Even pre-pandemic, the average American is doing worse than they were in 2011, and studies show that widening financial, medical, and social inequality is to blame.
The ways in which the COVID-19 pandemic has impacted day-to-day life both at home and abroad are obvious; businesses shuttered (first temporarily, and now more often, for good), millions lost their jobs, and there have been 10.5 million covid cases and nearly a quarter-million deaths in the United States alone due to the virus. However, even before the pandemic began, there have been some alarming red flags raised about our societal well-being.
Of the 168 countries surveyed for the 2020 Social Progress Index, America currently ranks 28th and is one of three countries (joining Brazil and Hungary) where citizens are worse off than in 2011 when data collection began. Notably, data for this study was gathered before the COVID-19 pandemic. So what's contributing to this decline in quality of life?
Wealth and income are a particularly pertinent driving force of growing inequality, according to the Pew Research Center. Using data from the Organization for Economic Cooperation and Development, they found income inequality in the U.S. is the highest of all the G7 nations. Indeed, as of 2019, nearly 30% of adults are unable or nearly unable to pay their monthly bills, and when faced with an unexpected $400 expense, 37% of adults “would not have paid completely with cash or equivalent [and] may have had more difficulty covering such an expense” while 12% said they wouldn’t be able to pay at all, according to the Federal Reserve’s Report on the Economic Well-Being of U.S. Households in 2019. Additionally, while 25% of adults “went without some form of medical care due to an inability to pay,” a disproportionately large 43% of adults in poor health went without care.
However, that’s not the only cause for alarm; in a related study of 8.1 million randomly selected citizens, rates of extreme distress (defined as “major mental and emotional problems in all 30 of the last 30 days”) have gone up from 3.6% in 1993 to 6.4% in 2019. According to Blanchflower and Oswald who authored the study, not only have regression analysis revealed that lack of work and “a decline in the share of manufacturing jobs” predicted great distress, but “the inequality of distress has also widened.” While this study focused on the emotional impacts, the ties to socioeconomic status cannot be denied.

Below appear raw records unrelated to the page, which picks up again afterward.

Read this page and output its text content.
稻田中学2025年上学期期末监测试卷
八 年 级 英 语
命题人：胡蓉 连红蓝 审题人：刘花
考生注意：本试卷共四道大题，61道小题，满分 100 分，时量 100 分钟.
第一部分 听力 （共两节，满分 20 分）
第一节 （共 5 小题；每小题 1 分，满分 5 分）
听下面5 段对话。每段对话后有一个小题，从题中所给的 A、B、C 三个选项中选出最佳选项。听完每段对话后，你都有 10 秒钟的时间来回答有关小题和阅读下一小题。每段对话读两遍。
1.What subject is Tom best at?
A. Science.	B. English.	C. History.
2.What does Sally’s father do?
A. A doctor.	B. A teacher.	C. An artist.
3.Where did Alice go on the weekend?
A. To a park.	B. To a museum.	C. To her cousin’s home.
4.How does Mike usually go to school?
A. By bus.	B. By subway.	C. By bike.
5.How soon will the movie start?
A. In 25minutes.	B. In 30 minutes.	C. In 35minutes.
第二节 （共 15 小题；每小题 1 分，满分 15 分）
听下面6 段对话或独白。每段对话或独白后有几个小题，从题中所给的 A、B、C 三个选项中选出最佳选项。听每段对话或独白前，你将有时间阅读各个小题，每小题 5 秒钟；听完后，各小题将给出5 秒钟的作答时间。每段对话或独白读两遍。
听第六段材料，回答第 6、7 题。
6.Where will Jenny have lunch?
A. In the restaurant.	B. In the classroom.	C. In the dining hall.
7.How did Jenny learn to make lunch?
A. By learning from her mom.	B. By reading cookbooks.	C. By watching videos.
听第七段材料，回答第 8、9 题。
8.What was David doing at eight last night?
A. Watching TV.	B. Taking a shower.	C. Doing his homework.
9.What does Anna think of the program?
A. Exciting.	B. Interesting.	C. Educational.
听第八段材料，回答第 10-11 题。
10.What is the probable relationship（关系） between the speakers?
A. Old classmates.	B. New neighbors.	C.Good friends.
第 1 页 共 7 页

Knowing this, one can easily predict the additionally distressing impact of COVID-19 upon the population. In addition to the stressors already present pre-pandemic, according to a study of 1441 participants by Ettman et. al., depression rates under covid have skyrocketed, more than tripling across all age groups and racial demographics.
“Individuals with lower social resources, lower economic resources, and greater exposure to stressors (eg, job loss) reported a greater burden of depression symptoms. Post–COVID-19 plans should account for the probable increase in mental illness to come, particularly among at-risk populations,” they stated.
This is distressing, if not totally unsurprising, news. However, the question remains: what do employers do with this information? As cases spike and states begin considering a second round of lockdown measures, employees are going to need clear communication from employers detailing their response plans in such circumstances as early as possible to better prepare (both economically and emotionally) to weather this particular wave of the ongoing storm. However, in the long run, we know that employee satisfaction and well-being benefits businesses, so employers should also be considering what measure they can take to work against these trends.
It’s an especially hard time for small businesses, and no one can fully predict what’s around the next corner. However, ensuring employees are being adequately compensated, have access to robust healthcare coverage, and are feeling valued can make a huge difference in employee satisfaction and quality of life, especially at a time when so many millions of are without work and, as noted above, worried about unexpected medical expenses. For example, how many employees might be underperforming because of undiagnosed or untreated medical conditions? Employers can not only review and expand their healthcare plan offerings (including HSAs), but also work to communicate with their workforce to ensure employees have the resources they need to utilize their coverage in a way that benefits them the most, and connects them to the information and providers they need.
These articles are prepared for general purposes and are not intended to provide advice or encourage specific behavior. Before taking any action, Advisors and Plan Sponsors should consult with their compliance, finance and legal teams.